Quasi quarant’anni dopo quelle “condizioni” non sembrano essersi troppo modificate. Le possibilità di crescere facendo teatro, di costruire spettacoli e proporli al pubblico nel migliore dei modi, usufruendo di spazi e risorse pubbliche, appaiono quotidianamente in bilico. L’originalità della creazione, la formazione di professionalità, il sostegno ai percorsi di ricerca non rappresentano ancora un patrimonio acquisito per la città e le sue istituzioni. Nei primi anni Duemila l’allora assessore alla cultura Furfaro avviò il progetto “Teatri di Napoli”, che intendeva creare residenze teatrali in stretto collegamento con il territorio. Fallita l’iniziativa, che coinvolgeva una decina di compagnie per cinque spazi da riqualificare, quattro in periferia e uno in centro (il Teatro Area Nord di Piscinola, pur con grandi difficoltà, è l’unico sopravvissuto di quella cinquina), in anni recenti le attenzioni sono confluite tra l’altro sull’Auditorium di Scampia.
Riscoperto nel 2006, in occasione della prima edizione di Arrevuoto, l’anno seguente vennero stanziati circa settecentomila euro da Comune e Regione per la sua ristrutturazione. I lavori non cominciarono subito, e nonostante continuasse a pioverci dentro, la concessione di un’agibilità straordinaria permise di programmare per due anni un cartellone di qualità, attirando un pubblico proveniente da tutta la città, e allo stesso tempo di aprire lo spazio alle prove teatrali e alle associazioni del territorio. Nel marzo 2010 cominciarono i lavori. C’erano meno soldi, il soffitto fu coperto solo in parte e alla fine ci volle un finanziamento aggiuntivo per ottenere l’agibilità. Dopo un braccio di ferro tra Comune e Municipalità, l’Auditorium attualmente viene gestito da quest’ultima, anche se al momento non si può considerare uno spazio attrezzato per il teatro. È un contenitore, che viene assegnato a chi lo richiede, ma non permette un tipo di impegno continuativo e professionale. Un gruppo teatrale che volesse farne il proprio spazio di lavoro non può tenerci dentro il materiale, né utilizzarlo di sera, perché non è prevista sorveglianza notturna; e per allestire uno spettacolo dovrebbe fornire tutte le attrezzature necessarie alla messa in scena.

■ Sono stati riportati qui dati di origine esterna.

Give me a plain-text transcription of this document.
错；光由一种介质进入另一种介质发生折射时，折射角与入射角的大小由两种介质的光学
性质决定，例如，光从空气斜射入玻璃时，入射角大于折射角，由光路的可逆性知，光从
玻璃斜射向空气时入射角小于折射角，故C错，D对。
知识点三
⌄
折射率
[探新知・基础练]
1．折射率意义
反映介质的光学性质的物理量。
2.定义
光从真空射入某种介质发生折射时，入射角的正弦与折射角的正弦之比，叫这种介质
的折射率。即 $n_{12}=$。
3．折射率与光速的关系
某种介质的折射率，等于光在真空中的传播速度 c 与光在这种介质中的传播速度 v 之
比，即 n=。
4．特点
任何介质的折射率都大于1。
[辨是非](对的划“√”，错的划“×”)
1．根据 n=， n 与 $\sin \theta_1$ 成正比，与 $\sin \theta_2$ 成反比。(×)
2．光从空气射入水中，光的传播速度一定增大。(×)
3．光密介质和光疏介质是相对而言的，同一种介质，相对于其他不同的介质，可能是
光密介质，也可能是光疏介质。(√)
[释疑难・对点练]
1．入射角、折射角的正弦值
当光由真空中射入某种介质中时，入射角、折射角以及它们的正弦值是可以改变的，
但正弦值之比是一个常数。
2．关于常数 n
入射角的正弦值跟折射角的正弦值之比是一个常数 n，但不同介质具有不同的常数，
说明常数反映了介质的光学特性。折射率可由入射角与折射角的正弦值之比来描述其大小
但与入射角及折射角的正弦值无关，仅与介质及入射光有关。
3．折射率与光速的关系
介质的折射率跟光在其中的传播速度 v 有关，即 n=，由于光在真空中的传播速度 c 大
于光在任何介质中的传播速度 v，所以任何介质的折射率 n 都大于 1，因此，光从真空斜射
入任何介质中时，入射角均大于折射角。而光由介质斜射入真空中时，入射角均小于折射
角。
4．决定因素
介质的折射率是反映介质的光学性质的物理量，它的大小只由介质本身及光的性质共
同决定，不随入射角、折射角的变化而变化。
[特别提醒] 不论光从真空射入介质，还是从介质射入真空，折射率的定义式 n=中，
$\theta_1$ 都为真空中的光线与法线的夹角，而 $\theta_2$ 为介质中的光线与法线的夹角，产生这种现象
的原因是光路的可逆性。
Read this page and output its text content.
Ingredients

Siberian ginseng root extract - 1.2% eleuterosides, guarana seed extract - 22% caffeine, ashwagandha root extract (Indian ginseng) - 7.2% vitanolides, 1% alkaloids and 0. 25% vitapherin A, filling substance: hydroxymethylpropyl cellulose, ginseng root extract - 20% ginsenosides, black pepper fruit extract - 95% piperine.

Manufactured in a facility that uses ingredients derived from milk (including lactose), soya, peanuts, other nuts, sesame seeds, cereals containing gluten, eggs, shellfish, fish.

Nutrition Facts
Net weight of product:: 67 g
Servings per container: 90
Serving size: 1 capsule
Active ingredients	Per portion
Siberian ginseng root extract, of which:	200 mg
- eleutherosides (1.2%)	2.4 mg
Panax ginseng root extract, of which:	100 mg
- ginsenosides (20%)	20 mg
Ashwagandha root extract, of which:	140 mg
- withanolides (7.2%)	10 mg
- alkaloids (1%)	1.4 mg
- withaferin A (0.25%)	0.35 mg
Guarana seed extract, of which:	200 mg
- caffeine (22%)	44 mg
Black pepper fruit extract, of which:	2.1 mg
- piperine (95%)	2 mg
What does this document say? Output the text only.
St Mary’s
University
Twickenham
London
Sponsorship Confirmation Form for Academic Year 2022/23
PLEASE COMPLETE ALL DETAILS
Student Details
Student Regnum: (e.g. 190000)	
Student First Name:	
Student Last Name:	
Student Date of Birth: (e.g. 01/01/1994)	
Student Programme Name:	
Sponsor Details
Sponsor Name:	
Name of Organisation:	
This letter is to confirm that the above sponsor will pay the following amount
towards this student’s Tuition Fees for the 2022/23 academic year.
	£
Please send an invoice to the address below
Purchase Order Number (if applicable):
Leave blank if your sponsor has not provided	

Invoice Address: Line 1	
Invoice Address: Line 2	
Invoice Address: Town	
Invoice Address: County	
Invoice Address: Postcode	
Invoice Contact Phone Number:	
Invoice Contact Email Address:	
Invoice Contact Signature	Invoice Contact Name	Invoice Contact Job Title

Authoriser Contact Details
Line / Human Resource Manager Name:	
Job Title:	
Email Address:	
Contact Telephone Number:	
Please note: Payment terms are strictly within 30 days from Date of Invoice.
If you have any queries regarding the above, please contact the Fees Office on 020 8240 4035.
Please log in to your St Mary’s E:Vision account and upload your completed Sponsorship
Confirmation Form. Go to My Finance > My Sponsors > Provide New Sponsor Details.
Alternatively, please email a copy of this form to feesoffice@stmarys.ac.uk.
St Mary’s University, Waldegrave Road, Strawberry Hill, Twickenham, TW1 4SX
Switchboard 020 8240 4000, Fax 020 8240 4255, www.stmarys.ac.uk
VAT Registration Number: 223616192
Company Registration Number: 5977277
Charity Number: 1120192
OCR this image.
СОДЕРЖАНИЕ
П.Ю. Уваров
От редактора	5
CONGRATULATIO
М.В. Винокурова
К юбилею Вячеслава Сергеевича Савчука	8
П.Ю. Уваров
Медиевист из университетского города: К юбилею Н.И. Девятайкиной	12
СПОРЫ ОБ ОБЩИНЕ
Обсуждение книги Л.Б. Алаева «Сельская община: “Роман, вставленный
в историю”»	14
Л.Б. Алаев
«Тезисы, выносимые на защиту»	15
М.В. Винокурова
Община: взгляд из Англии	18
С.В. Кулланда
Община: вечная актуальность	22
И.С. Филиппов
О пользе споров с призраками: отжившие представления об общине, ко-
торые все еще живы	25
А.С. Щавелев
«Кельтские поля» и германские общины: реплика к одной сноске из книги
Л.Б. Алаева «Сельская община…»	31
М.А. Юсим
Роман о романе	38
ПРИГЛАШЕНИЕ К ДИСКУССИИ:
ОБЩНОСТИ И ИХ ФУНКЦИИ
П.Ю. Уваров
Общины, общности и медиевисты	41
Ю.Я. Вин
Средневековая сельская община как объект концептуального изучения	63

Come spesso accade in questa città, non solo nell’ambito teatrale, l’urgenza di certe esigenze e la perseveranza di alcuni esseri umani trovano comunque uno sbocco costruttivo, un’uscita di sicurezza alla desolazione dell’ordinaria amministrazione, non di rado attraverso espedienti o forzature avallate anche dagli amministratori, che suppliscono alla cronica inefficacia con un’ambigua benevolenza. Abbiamo così l’esempio dell’ex Asilo Filangieri, situato a ridosso di via Tribunali, una volta sede del derelitto Forum delle culture, in cui un collettivo di lavoratori “dello spettacolo e dell’immateriale” si è installato da quasi due anni, trasformandolo con coerenza e tanto lavoro in un luogo accogliente per le arti, con particolare riguardo a musica, danza e teatro, attraverso l’allestimento di spazi adeguati per produrre spettacoli ma anche per le prove, i laboratori, gli incontri di formazione e l’ospitalità verso altri gruppi. Ne è un esempio la rassegna “In transito”, che a marzo vedrà in scena all’ex Asilo compagnie provenienti da Alessandria, Torino, Pistoia, Roma e Marsiglia.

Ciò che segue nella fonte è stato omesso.